I don't buy that, over its lifetime, the chipset has been only marginally profitable.
I just rechecked, and my claims were only partially correct regarding chipsets.
The reason is that the last numbers I checked were for a seasonally slow quarters, and that the chipset division has respectable gross margins but fairly thin operating margins, due to high R&D expenses. So the time they really shine is during seasonally strong quarters, and the annual operating profit was respectable in 2006, at $77M (vs $584M for GPUs, $85M for CE/PS3 and a *loss* of $41M for handhelds).
Historically, I'm not convinced MCPs made any money at all, but it's hard to say because operating income is only known up to 2004 and revenue up to 2003. Before that, they merged MCP revenue figures with that of the XBox deal, which were a significant majority of that 'division'. Ugh!
Anyway, here are the official figures:
2003: $162M revenue, unknown operating income.
2004: $176M revenue, -$40M operating income.
2005: $352M revenue, +$33M operating income.
2006: $661M revenue, +$78M operating income.
As can clearly be seen, MCPs were actually dragging income down and not up in 2003, as I remember hearing back then because MCP figures without XBox in them weren't available until much later. Of course, the original nForce R&D allowed them to get the XBox deal, but that didn't force them to stay in the market...
I think if you estimate what nForce's operational profitability in 2003/2002/2001 must have been (as in, PC-only R&D, excluding anything that could be sponsored by the XBox), you'll likely conclude that the losses should very roughly compensate 2006's gains IMO.
But even if that were true, it's not very relevant (investors couldn't care less about what happened 6 years ago.)

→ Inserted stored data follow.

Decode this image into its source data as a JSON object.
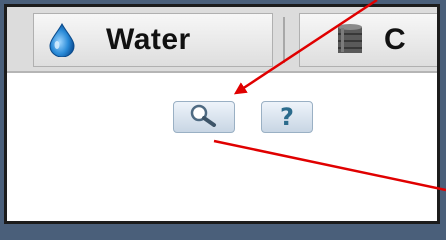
{
  "tabs": [
    {
      "label": "Water",
      "icon": "water-drop-icon"
    },
    {
      "label": "C",
      "icon": "database-icon"
    }
  ],
  "toolbar": {
    "search_icon": "magnifier-icon",
    "help_label": "?"
  },
  "colors": {
    "annotation_arrow": "#e00000",
    "outer_background": "#4a5f7a",
    "button_accent": "#2b6b8c"
  }
}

Correct, except from the POV of looking at management's track record and the success of their past diversification attempts. Considering NVIDIA is now trying to diversify further quite aggressively, I could see some people being interested in this kind of data if they knew of its existence.
What matters is the current profitability of the chipset business. As far as I remember, this business unit has been growing quarter after quarter for the last 2 or 3 years. It must be a sizable part of the overall company now.
See the numbers above. It's certainly a big part of the business revenue-wise, but much smaller in terms of operating profits. This is because the R&D expenses are high relative to the amount of revenue, and gross margins are still lower than for GPUs.
You can't have overall margins of 45% if a major and growing part of your products are underperforming to the extent that they barely outperforms treasuries.
NVIDIA's operating margins are not anywhere near 45%; you're thinking of gross margins there. As for NVIDIA's MCPs current profitability, they made a meager $20M of operating profit on $309M of revenue in the first six months of 2007.
Q1 and Q2 are seasonally down quarters though, so it'll be interesting to look at the 2H07 numbers once they're out. One important factor is that their market share growth in the AMD market has halted because of the ATI acquisition. Their diversification into the Intel IGP market will be key to improve MCP profitability.
To summarize, just as Fox5 said, NVIDIA's gross margins for their MCPs are AFAIK the best in the business (potential exception: *maybe* Broadcom, since they only sell server chipsets, but they don't really count). But their R&D expenses are also very high, which is why in terms of net/operating profit, the return on investment is nothing to brag about. Going forward, however, things are improving nicely but it's hard to say without the 2H07 data.
If you're interested in a quick read/look at NVIDIA's business model and gross margins evolution:
http://media.corporate-ir.net/media_files/irol/11/116466/Analyst07/MarvBurkett.pdf
(Otherwise an interesting post. I like the profitless prosperity quote!)
So do I. One thing I tend to be concerned about with NVIDIA is they are likely trying to maximize gross margins too much, sometimes at the expense of overall gross profits.
However, it's a complex trade-off, and doing it that way probably helps their brand image. Similarly, while MCPs weren't very profitable on their own in late 2004/early 2005, the nForce 4 made SLI possible and gave NVIDIA an edge in platformization and brand power. Those things are significant, but very hard to account for financially.
Anyway, that was a big OT - but since the overall message was related to NVIDIA's track record also being far from perfect, hopefully it helped inject a small dose of relativity into this thread regarding AMD's own track record, and ATI's current losses both in GPUs and handhelds.